Ada 3.1.0
Fast spec-compliant URL parser
Loading...
Searching...
No Matches
Ada

OpenSSF Scorecard OpenSSF Best Practices Ubuntu 22.04 VS17-CI VS17-clang-CI Ubuntu s390x (GCC 11)

Ada is a fast and spec-compliant URL parser written in C++. Specification for URL parser can be found from the WHATWG website.

Ada library also includes a URLPattern implementation that is compatible with the web-platform tests.

The Ada library passes the full range of tests from the specification, across a wide range of platforms (e.g., Windows, Linux, macOS). It fully supports the relevant Unicode Technical Standard.

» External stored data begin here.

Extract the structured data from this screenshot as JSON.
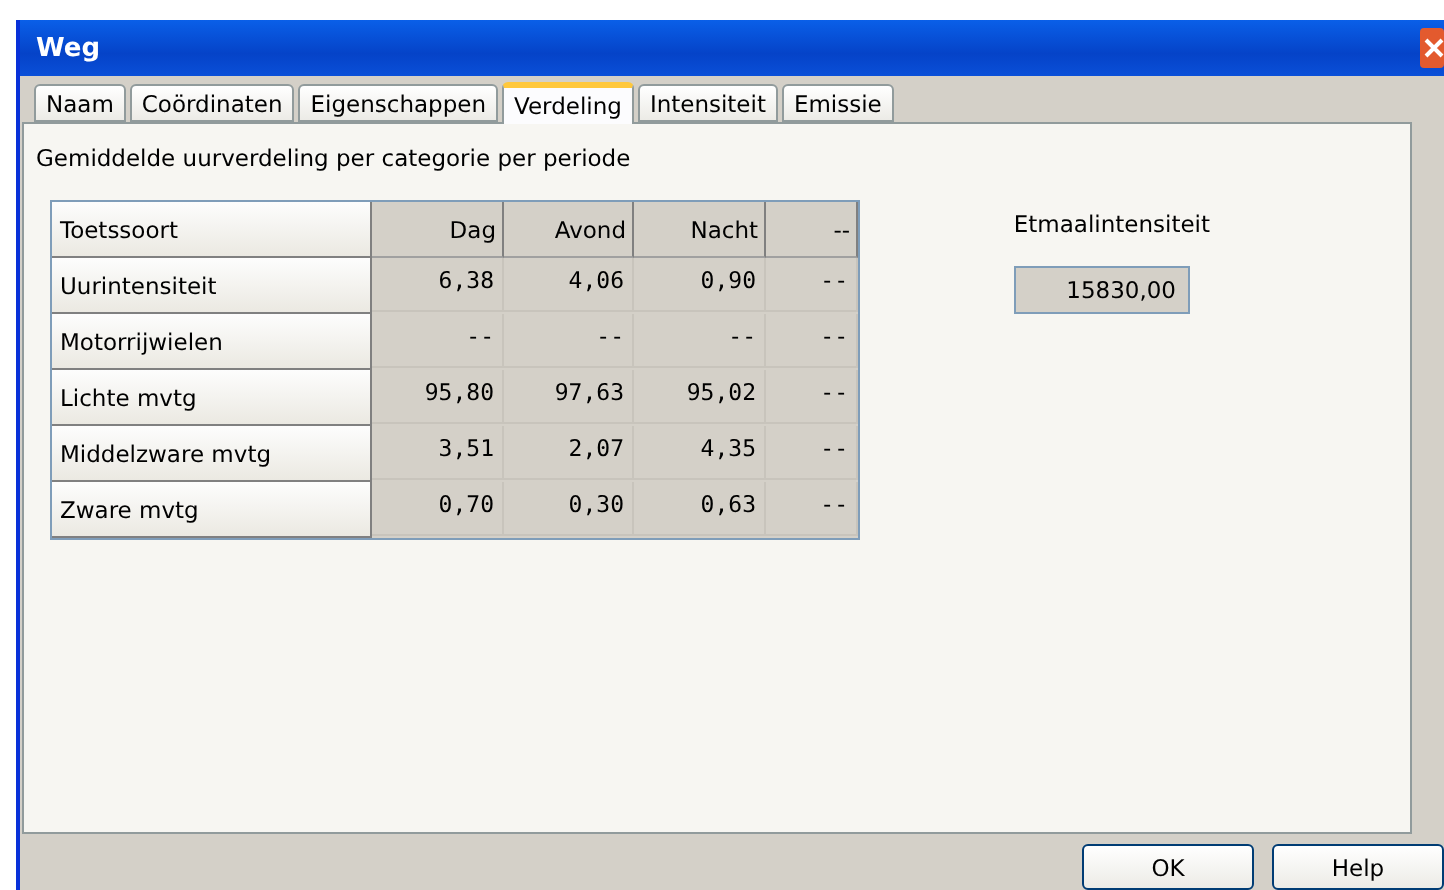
{
  "window": {
    "title": "Weg"
  },
  "tabs": [
    {
      "label": "Naam",
      "selected": false
    },
    {
      "label": "Coördinaten",
      "selected": false
    },
    {
      "label": "Eigenschappen",
      "selected": false
    },
    {
      "label": "Verdeling",
      "selected": true
    },
    {
      "label": "Intensiteit",
      "selected": false
    },
    {
      "label": "Emissie",
      "selected": false
    }
  ],
  "heading": "Gemiddelde uurverdeling per categorie per periode",
  "table": {
    "columns": [
      "Toetssoort",
      "Dag",
      "Avond",
      "Nacht",
      "--"
    ],
    "rows": [
      [
        "Uurintensiteit",
        "6,38",
        "4,06",
        "0,90",
        "--"
      ],
      [
        "Motorrijwielen",
        "--",
        "--",
        "--",
        "--"
      ],
      [
        "Lichte mvtg",
        "95,80",
        "97,63",
        "95,02",
        "--"
      ],
      [
        "Middelzware mvtg",
        "3,51",
        "2,07",
        "4,35",
        "--"
      ],
      [
        "Zware mvtg",
        "0,70",
        "0,30",
        "0,63",
        "--"
      ]
    ]
  },
  "daily": {
    "label": "Etmaalintensiteit",
    "value": "15830,00"
  },
  "buttons": [
    "OK",
    "Help"
  ]
}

A common use of a URL parser is to take a URL string and normalize it. The WHATWG URL specification has been adopted by most browsers. Other tools, such as curl and many standard libraries, follow the RFC 3986. The following table illustrates possible differences in practice (encoding of the host, encoding of the path):

string source string value
input string https://www.7‑Eleven.com/Home/Privacy/Montréal
ada's normalized string https://www.xn–7eleven-506c.com/Home/Privacy/Montr%C3%A9al
curl 7.87 (returns the original unchanged)

Ada is fast.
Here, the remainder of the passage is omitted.